Generally, however, the Initial Franchise Fee will range from $20,000 to $75,000. This amount varies depending on factors that include:

  • The amount the franchisor must spend to recruit franchisees and grant them their franchises.
  • The initial services the franchisor provides to its franchisees. In particular, some franchisors include training costs in the Initial Franchise Fee; others break training fees out separately.
  • How much the franchisor must spend to get the franchisee’s outlet open for business. As one example, a franchise for a business that depends heavily on customer traffic (e.g., a restaurant) costs the franchisor more than a franchise for a home-based business, because the former requires the franchisor to incur significant costs for site selection and approval, site development, and other items.
  • The franchisee’s total costs of opening its business. An extra $5,000 in the Initial Franchise Fee for a $2.5 million restaurant is a snowflake on top of Mount Everest. An extra $5,000 for a $10,000 outlet (e.g., for the franchise developed inside the convenience store described above) would probably be a deal-breaker.
  • What the market will bear.

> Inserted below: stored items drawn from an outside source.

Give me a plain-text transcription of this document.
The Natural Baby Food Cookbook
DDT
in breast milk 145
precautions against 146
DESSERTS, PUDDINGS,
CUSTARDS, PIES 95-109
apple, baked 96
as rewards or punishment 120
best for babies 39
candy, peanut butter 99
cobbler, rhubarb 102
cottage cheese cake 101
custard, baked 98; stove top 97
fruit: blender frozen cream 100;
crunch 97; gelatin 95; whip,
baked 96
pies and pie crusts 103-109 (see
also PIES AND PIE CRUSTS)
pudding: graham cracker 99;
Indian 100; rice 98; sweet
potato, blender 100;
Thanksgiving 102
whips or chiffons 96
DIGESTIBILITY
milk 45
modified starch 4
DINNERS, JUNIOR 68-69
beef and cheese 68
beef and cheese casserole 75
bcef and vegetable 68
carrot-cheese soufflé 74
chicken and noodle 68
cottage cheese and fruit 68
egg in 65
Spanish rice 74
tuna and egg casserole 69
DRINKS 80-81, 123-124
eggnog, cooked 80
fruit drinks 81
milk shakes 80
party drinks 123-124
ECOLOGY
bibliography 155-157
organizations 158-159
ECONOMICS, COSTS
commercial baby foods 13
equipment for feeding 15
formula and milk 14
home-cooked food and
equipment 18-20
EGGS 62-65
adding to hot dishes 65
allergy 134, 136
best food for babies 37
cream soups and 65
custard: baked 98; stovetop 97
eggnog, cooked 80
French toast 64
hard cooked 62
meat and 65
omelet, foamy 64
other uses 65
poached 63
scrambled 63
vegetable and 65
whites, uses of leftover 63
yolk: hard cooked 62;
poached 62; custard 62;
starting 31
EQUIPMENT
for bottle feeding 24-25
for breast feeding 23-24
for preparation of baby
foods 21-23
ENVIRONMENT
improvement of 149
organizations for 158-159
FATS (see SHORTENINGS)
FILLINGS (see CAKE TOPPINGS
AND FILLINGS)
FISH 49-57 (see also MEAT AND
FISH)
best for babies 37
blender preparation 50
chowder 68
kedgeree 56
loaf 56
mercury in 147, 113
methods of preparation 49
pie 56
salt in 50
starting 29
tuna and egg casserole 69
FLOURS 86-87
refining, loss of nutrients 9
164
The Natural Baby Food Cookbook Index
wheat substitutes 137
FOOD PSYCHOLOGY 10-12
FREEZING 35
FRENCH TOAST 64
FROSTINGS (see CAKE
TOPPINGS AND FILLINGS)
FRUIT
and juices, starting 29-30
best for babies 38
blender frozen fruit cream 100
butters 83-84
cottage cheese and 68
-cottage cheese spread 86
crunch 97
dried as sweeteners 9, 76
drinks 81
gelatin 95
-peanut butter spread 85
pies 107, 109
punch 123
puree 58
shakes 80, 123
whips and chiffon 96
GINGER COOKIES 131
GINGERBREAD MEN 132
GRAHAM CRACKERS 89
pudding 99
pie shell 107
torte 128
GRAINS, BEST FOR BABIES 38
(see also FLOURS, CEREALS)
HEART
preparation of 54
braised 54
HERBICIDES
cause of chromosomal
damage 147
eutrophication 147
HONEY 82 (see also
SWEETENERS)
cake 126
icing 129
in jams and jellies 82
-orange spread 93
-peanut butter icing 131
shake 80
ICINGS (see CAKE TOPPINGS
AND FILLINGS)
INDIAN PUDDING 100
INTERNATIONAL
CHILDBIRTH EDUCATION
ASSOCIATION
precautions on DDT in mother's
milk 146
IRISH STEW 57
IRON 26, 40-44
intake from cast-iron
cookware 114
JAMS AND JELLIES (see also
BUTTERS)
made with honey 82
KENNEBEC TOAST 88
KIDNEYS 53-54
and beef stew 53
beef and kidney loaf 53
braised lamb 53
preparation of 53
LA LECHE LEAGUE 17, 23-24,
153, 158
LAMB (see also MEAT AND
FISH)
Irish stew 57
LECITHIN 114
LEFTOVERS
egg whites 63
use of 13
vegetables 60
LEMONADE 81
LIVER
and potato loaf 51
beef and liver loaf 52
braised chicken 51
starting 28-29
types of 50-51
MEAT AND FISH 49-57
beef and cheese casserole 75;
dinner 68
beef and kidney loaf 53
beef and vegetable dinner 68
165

A well-known national brand will usually command a higher Initial Franchise Fee than a start-up.
  • The size and makeup of the pool of prospective franchisees. The lower the cost of entry, the larger the pool of prospective franchisees. As a result, some franchisors intentionally charge a below-market Initial Franchise Fee to develop their systems more quickly, then increase the amount as their systems mature.

Is the Initial Franchise Fee a big money maker for franchisors? Rarely. Usually, it covers the franchisor’s costs with a little left over. We will work with you to determine the services you will provide, your goals, and the marketplace, to help ensure that you maximize your returns.